I just finished reading Important Artifacts and Personal Property from the Collection of Lenore Doolan and Harold Morris, Including Books, Street Fashion, and Jewelry by Leanne Shapton, the devourable if gimmicky story in the form of auction catalogue. And thought I do think it must have been exhausting for Doolan and Morris to be so insufferably hip at all times (did these people never buy anything at The Gap? did they ever tire of the kitchsy salt-and-pepper shakers and vintage everythings?), I loved the book a lot, though in the same way I like peering through strangers’ windows, looking through people’s bookshelves, and perusing Facebook albums of people I’ve never met.

If Shapton’s intention is to tell a story through physical objects, however, it’s worth remarking upon that she doesn’t succeed. Sure, the story is told, but it’s words as usual that do the job– lists stuck into paperbacks, exchanges scrawled on theatre programs, letters unsent and otherwise, emails, and postcards. In essence, Important Artifacts is an epistolary novel, the artifacts themselves serving as espistle storage devices.

Without the epistles, the objects lack in resonance (though they do add a postmodern layer of veracity to the narrative in the same way the family pictures in The Stone Diaries turned that book into something much fuller than a novel). The objects don’t tell the whole story though, just as a view through a window doesn’t, or a bookshelf, or any infinite number of Facebook albums– but why are these things so compelling all the same?

I wonder if– outside of fictional realms– such fragments come closer to a kind of truth than anything else can? And I wonder how much of the pleasure lies in making the connections by ourselves.

3 thoughts on “Important artifacts”

  1. carin says:

    Yes, peering through windows! I love it. (I mean, in passing; I haven’t yet set up a lawn chair anyplace.) Great comparison to the feel of the book.

    The hipness aspect, the absence of normal things, I took to represent a kind of setup for [the relationship’s] failure from the start. It worked for me as a metaphor — the stuff is quirky and clever and looks good, but it’s missing a rubber spatula and scratched Teflon frying pan.

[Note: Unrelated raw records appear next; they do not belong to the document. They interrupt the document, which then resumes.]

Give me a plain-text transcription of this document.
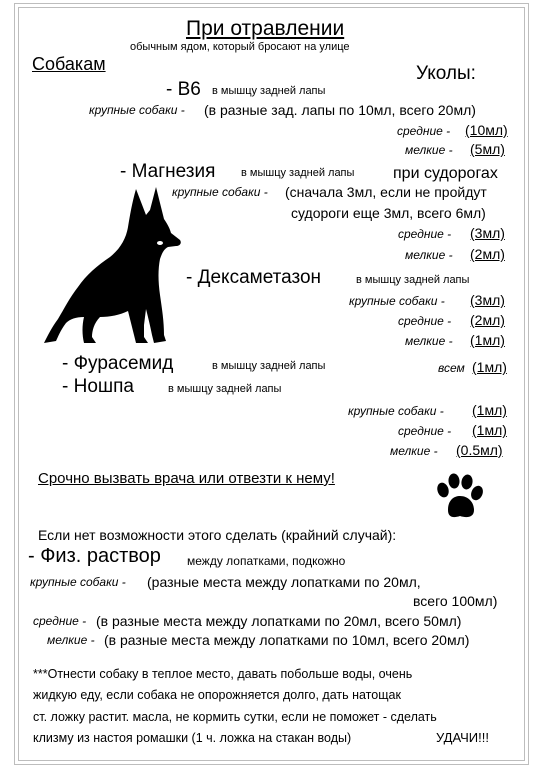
При отравлении
обычным ядом, который бросают на улице
Собакам	Уколы:
- В6 в мышцу задней лапы
крупные собаки - (в разные зад. лапы по 10мл, всего 20мл)
средние - (10мл)
мелкие - (5мл)
- Магнезия в мышцу задней лапы при судорогах
крупные собаки - (сначала 3мл, если не пройдут
судороги еще 3мл, всего 6мл)
средние - (3мл)
мелкие - (2мл)
- Дексаметазон	в мышцу задней лапы
крупные собаки - (3мл)
средние - (2мл)
мелкие - (1мл)
- Фурасемид	в мышцу задней лапы	всем (1мл)
- Ношпа	в мышцу задней лапы
крупные собаки - (1мл)
средние - (1мл)
мелкие - (0.5мл)
Срочно вызвать врача или отвезти к нему!
Если нет возможности этого сделать (крайний случай):
- Физ. раствор между лопатками, подкожно
крупные собаки - (разные места между лопатками по 20мл,
всего 100мл)
средние - (в разные места между лопатками по 20мл, всего 50мл)
мелкие - (в разные места между лопатками по 10мл, всего 20мл)
***Отнести собаку в теплое место, давать побольше воды, очень
жидкую еду, если собака не опорожняется долго, дать натощак
ст. ложку растит. масла, не кормить сутки, если не поможет - сделать
клизму из настоя ромашки (1 ч. ложка на стакан воды)	УДАЧИ!!!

    Great question about the ‘why’ of being compelled by other’s people’s stuff. Is it some primal thing? If so I wonder how it was manifested when all we had were clubs and furry boots…

    1. Kerry says:

      Oh, yes! It was you who made me read this book in the first place. I couldn’t remember last night when I wrote this. And thank you for your point about the hipness– very astute. I think I had a jealousy reflex whenever anyone is cooler than I am (which is often), and it kicked in before I could examine what was going on. But her Cakewalk column though– I want that. Or at least some cake… Also, however would someone find that many vintage bathing suits? Anyway, I enjoyed the book a great deal.

  2. JK says:

    Great point about how the words are still essential, Kerry. I’m so glad you liked the book. This is one I was recently thinking that I need to actually buy a copy of because I think it would be a pleasure to casually peruse.